Though at first sight this matter would seem outside of the concerns of members of the University, yet is must be acknowledged that as patrons of the post office, they have at any rate an interest in the efficiency of the postal service equal to that of other Cambridge residents. Beyond this, the University office, the numberous University organizations and the college papers make large demands upon the post office. It is for these considerations that the CRIMSON has decided to start a petition among members of the University and it has been given reason to believe that an appeal to the Postmaster General strongly endorsed would be likely to carry considerable weight.
Before noon today, blue-books will be placed at Leavitt and Peirce's, at Memorial Hall and at the Foxcroft Club. Each book will contain the subjoined statement, followed by the petition.
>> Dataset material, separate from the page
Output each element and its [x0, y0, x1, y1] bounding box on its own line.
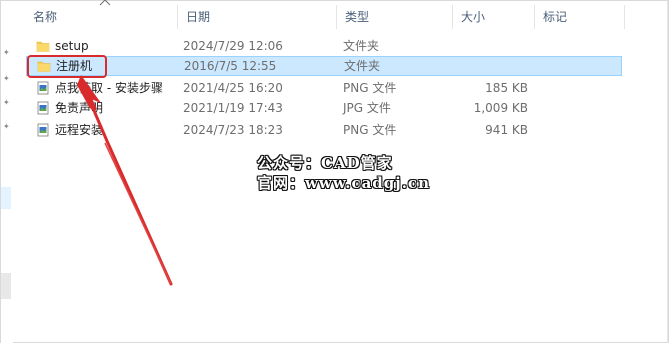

Statement of the Case.The accompanying petition is submitted to the attention of officers and students of the University. Forming as they do, a large group of the patrons of the Cambridge Post Office, they cannot but be directly interested in the efficiency of the postal service here; and their influence with the authorities in the prosecution of needed improvements in this office should therefore be considerable.
The facilities of the Cambridge Post Office are at present shamefully defiicient; for the quarters now held by the Government, though cramped and insufficient for years, have not been improved or enlarged to an extent which has in any way met the needs of a rapidly increasing business.
The needs of the Post Office can plainly be seen in the following statements, the truth of which any person may ascertain for himself.
1. There is a serious lack of space for delivery windows. On Sunday morning as many as twelve hundred persons call for mail and there is a constant line of people waiting to be served. There is so little space that persons waiting at the window used for the delivery of letters and sale of stamps, cannot help being in the way of those who wish to mail letters or to go to the lock-boxes, and vice versa.
2. The lack of room for handling the large and constantly increasing amount of mail matter is very seriously felt; and temporary make-shifts have to be resorted to which are far from meeting the needs of the office.
3. A lack of sufficient clerical force necessitates the constant overwork of the clerks now employed.
4. The sanitary accommodations are badly deficient.
5. The rule forbidding carriers to remain in the office beyond the time required for arranging the letters for their routes, forces those who have not time to go home, either out upon the street, or into the cellar, which is always damp and ill-ventilated and the floor of which is in rainy weather actually covered with water.
6. The lease of the quarters at present occupied expired a year ago and the Government is now a tenant at will. The lessor stands ready to enlarge the office by the addition of an adjoining store, and to make extended improvements in heating and lighting if he can have any assurance that the premises will be leased for a term of years.